I had to stop, so cut back to just a smallish dose of the folate and B12s, continuing the carnitine and other basics while I rethought and regrouped.

Gradually I realised that I was declining noticeably (most worrysome symptoms brain fog, blurred vision/sore eyes and mood deterioration) and was becoming sensitive to supplements that I once tolerated readily - namely magnesium and biotin (this was in addition to an inability to tolerate choline and phosphatidyl choline which had developed earlier). This is when I seriously started to believe in the depletion idea, something which I had just considered a possibility previously.

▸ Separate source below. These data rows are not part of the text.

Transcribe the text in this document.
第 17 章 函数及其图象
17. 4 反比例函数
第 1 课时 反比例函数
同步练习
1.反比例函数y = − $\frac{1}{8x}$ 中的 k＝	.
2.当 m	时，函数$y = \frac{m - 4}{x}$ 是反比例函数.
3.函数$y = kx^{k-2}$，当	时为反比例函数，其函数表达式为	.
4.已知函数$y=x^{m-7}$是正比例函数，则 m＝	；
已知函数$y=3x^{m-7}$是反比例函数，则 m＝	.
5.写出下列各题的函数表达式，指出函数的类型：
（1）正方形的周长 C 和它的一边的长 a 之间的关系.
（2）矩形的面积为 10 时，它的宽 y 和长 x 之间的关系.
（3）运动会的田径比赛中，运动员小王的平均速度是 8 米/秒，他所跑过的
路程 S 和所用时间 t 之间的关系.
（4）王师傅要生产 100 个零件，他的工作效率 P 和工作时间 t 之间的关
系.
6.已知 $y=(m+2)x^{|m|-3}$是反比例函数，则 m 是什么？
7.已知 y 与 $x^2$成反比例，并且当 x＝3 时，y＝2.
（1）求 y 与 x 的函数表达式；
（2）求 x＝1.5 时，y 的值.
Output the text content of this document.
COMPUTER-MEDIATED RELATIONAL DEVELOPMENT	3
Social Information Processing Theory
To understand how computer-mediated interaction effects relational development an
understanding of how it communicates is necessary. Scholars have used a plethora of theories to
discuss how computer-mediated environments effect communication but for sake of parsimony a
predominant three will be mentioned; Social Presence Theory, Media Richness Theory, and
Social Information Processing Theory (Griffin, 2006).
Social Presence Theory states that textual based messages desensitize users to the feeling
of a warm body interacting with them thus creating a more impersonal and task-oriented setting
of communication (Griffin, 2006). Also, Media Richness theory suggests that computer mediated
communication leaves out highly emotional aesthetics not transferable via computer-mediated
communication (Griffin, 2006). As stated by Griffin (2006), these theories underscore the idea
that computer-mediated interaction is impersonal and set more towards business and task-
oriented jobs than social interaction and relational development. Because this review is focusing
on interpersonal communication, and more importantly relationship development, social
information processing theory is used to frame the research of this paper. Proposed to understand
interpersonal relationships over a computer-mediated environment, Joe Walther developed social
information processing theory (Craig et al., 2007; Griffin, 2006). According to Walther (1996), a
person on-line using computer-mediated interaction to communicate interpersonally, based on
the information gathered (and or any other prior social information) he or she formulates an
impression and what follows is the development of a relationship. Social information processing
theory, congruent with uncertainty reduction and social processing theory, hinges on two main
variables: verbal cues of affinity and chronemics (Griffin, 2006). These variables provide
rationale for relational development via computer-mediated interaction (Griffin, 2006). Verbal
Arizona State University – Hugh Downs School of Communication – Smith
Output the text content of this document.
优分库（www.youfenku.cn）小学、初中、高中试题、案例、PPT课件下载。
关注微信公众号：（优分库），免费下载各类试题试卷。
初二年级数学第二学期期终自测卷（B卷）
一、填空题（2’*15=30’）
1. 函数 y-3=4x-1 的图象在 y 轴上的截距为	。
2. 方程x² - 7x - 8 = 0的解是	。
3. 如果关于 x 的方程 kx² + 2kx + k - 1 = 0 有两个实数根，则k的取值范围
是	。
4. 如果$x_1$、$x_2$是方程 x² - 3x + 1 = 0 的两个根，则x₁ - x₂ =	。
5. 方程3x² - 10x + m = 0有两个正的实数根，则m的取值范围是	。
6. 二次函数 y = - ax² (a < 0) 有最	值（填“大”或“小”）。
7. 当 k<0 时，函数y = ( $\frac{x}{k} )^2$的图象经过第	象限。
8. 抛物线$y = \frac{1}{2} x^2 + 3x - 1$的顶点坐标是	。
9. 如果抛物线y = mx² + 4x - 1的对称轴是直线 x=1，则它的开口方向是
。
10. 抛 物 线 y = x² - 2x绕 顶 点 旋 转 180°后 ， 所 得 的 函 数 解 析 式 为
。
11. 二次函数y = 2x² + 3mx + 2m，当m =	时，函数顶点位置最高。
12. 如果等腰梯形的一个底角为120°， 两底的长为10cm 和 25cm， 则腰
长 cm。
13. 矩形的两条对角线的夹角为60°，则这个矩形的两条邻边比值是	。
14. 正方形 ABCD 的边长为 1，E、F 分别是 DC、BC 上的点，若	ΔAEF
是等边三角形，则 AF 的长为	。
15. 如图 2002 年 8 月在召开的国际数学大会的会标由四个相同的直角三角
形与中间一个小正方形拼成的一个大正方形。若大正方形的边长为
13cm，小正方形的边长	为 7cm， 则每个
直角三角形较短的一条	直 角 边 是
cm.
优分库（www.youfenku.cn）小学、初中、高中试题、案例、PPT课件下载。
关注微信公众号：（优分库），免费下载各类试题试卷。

Early in the piece I tried your suggestion of reducing B1, B2 and B3 but this didn't seem to help at all. Reducing B2 seemed to be a problem. I also experimented with reducing B6 which I was taking in quite high amounts because of oxalate problems. This was definitely not a good idea.

It was in the context of B6 that @MacGyver made me think particularly about boron (see his post here). At about the same time I caught up with this thread and have been able to put my boron experience into a better context.

I have been taking a trace mineral preparation containing 0.75 mg boron for a long time but within a short time of swallowing 3 mg (as boron glycinate) I felt a remarkable clearing of the brain fog and increase in enthusiasm and drive. This lasted only an hour or so so I took more, getting the same clearing though gradually diminishing. I ended up taking 15 mg the first day and have continued this dose.

Interestingly after about 4 days I got virtually no effect from the boron and imagined that I had satisfied that depletion and now something else was kicking in - but what?

I considered all the minerals. I don't think copper is likely since I have an elevated non-ceruloplasmin copper and have to take a fair amount of zinc to keep this under control (currently 50 mg/daily). It is time to get more tests so I will check this. As for the others, nothing stands out as obvious and I would have to order stuff in (just happened to have the boron on hand) but I will certainly do some experimentation in future.

I returned to thinking about B2 and B6 since I had bad experiences with reducing the dose of these. At least at this point increasing B6 is a bit problematic but increasing B2 has had a profound effect. Again after taking 100 mg riboflavin (in addition to the usual 35 mg R5P) I experienced a remarkable clearing of the brain fog, increase in enthusiasm and drive and perhaps a slight improvement with the eyes. I added more but it is early in this experiment so I can't report anything else yet.

So I definitely seem to fit with category 8 but am the opposite of category 7, at least where B2 is concerned.

Without complicating this post further I'll just say that experiments with increasing methylfolate and/or methylB12 at the same time as I was experimenting with boron makes me think that much of the effect is actually due to facilitation of methylB12. Of course there is also likely to be an effect of boron itself but it is hard to pinpoint this. Need to do more reading.

I suspect B2 will not be the end of this journey - there are probably other things which have become depleted and will soon show up.